L’armée prend des « mesures » : le scandale de la désertion ébranle la brigade d’élite ukrainienne

L’armée prend des « mesures »

La brigade « Anna de Kiev » est en réalité censée être le fleuron de l’armée ukrainienne. Plus de la moitié des 4 500 militaires sont formés en France. Mais après un rapport faisant état de désertions massives et de conditions chaotiques, l’armée admet avoir des problèmes.

Quelques mois seulement après sa création, la brigade d’élite ukrainienne « Anna de Kiev », formée par les Français, est secouée par un scandale impliquant des suspects de déserteurs et un manque d’équipement. Le tapage autour de la prétendue brigade modèle survient à un moment où les forces armées ukrainiennes présentes dans l’est du pays subissent une pression croissante de la part des troupes d’attaque russes.

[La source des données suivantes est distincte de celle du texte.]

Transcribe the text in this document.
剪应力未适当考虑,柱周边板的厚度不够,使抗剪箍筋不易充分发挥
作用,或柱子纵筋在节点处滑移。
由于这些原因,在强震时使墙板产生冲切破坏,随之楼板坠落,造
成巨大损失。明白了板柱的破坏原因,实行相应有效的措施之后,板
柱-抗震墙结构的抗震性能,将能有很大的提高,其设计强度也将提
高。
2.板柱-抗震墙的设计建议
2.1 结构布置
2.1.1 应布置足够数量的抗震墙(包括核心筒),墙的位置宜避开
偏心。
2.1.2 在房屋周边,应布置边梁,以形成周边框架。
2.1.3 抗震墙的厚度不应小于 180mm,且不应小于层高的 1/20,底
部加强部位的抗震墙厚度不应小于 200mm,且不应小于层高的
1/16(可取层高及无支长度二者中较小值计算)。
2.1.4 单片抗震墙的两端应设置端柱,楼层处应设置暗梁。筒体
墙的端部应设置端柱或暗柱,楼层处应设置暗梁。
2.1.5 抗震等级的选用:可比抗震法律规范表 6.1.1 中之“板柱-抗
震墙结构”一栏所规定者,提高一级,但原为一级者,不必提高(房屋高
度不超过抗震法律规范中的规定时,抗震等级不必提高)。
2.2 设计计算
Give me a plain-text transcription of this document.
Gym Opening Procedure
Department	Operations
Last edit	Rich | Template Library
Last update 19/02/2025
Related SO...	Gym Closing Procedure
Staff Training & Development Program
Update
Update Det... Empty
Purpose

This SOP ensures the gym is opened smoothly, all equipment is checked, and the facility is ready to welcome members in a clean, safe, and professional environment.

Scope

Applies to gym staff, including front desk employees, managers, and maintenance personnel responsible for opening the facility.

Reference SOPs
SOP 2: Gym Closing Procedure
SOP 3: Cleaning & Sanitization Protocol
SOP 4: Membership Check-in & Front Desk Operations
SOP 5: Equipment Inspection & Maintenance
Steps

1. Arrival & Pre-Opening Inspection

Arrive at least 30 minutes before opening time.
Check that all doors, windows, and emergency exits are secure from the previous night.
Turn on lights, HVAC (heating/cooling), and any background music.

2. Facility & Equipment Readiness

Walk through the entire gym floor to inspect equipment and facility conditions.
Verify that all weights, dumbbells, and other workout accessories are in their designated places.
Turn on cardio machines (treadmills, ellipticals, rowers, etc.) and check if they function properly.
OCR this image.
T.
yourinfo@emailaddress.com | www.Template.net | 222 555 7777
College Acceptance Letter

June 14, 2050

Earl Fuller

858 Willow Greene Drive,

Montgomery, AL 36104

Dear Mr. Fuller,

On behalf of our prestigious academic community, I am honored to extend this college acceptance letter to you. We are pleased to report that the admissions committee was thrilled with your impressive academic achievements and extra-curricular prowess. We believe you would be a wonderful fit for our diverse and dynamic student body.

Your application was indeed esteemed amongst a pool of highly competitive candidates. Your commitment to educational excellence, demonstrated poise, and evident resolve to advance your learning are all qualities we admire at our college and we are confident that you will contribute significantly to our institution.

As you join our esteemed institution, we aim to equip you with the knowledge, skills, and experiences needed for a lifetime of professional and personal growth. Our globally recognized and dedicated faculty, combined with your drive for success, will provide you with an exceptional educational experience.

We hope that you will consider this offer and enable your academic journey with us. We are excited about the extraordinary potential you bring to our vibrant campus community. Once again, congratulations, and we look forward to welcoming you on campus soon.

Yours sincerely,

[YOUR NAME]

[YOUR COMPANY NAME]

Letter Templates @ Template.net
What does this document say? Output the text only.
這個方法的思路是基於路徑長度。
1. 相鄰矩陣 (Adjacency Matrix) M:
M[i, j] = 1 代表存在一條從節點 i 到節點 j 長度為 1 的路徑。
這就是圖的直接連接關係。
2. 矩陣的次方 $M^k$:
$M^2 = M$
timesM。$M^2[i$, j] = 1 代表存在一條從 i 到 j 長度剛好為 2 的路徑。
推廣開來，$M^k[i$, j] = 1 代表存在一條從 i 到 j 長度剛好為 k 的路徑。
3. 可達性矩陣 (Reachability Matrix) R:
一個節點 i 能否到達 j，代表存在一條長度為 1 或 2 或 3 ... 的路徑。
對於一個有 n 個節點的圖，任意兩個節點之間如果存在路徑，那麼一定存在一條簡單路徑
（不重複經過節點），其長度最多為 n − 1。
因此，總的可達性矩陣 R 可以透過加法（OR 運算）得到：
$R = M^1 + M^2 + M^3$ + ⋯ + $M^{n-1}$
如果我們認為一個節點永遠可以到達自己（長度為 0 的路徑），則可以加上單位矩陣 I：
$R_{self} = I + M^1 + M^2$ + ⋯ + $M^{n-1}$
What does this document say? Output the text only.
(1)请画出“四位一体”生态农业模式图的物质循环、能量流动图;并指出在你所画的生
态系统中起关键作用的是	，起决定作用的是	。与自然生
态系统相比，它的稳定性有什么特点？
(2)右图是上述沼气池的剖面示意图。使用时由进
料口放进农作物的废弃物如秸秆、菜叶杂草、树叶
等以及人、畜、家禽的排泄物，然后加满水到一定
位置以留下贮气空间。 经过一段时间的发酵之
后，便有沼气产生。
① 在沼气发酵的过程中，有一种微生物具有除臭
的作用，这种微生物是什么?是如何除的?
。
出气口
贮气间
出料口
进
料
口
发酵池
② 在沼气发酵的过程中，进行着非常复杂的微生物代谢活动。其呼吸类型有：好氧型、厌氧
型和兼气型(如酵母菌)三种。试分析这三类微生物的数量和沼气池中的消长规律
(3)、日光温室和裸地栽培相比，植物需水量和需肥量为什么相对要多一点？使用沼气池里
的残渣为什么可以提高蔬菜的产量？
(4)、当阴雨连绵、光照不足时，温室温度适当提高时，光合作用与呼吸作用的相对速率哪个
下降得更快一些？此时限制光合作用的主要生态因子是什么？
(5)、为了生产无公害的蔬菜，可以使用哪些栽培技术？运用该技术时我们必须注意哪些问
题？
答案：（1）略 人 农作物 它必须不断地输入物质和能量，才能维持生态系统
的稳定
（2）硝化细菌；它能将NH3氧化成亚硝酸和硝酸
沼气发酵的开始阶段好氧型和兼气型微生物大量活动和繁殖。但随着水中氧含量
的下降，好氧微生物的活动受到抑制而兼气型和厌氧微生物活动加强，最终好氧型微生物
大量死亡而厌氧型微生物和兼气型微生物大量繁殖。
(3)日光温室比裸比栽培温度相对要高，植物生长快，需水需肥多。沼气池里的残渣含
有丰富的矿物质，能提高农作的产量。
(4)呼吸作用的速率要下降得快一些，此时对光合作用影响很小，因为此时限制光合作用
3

La brigade porte le nom d’une princesse de Kiev devenue reine de France au Moyen Âge. 2 300 de leurs 4 500 soldats ont été formés en France. La création de la brigade a été annoncée l’année dernière par le président français Emmanuel Macron lors des célébrations marquant l’anniversaire du débarquement allié en Normandie. Le chef de l’Etat ukrainien Volodymyr Zelenskyj a vu dans « Anne de Kiev » un modèle pour d’éventuelles nouvelles unités de l’armée ukrainienne qui devraient être entraînées par les pays de l’OTAN.

Mais l’euphorie qui entoure la brigade a laissé place à la désillusion depuis décembre au plus tard. Le journaliste ukrainien Yuri Butusov a rapporté le mois dernier que 1 700 soldats avaient fui l’unité – la plupart avant d’être envoyés au front. 50 avaient déjà fui lors de leur formation en France. Butusov a également fait état d’un « chaos organisationnel » et de manques d’équipement au sein de la brigade. Ils ont donc trop peu de drones. « Anna de Kiev » a également dû céder une partie de son artillerie à d’autres unités.

Lors d’une visite de presse à la brigade au début de l’année – rapidement organisée par les militaires à la suite du scandale – le commandant de l’unité, Taras Maksimov, s’est montré tendu. « Tout ce qui est dit dans les médias est faux », dit-il. Quelques heures plus tard, cependant, son supérieur Mychailo Drapatyj, le commandant des forces terrestres, a reconnu des « problèmes » dans la brigade. Cependant, ils ne sont pas aussi mauvais qu’on le décrit. L’armée prend également des « mesures » pour s’assurer que les soldats de la brigade soient prêts à mener à bien leurs missions.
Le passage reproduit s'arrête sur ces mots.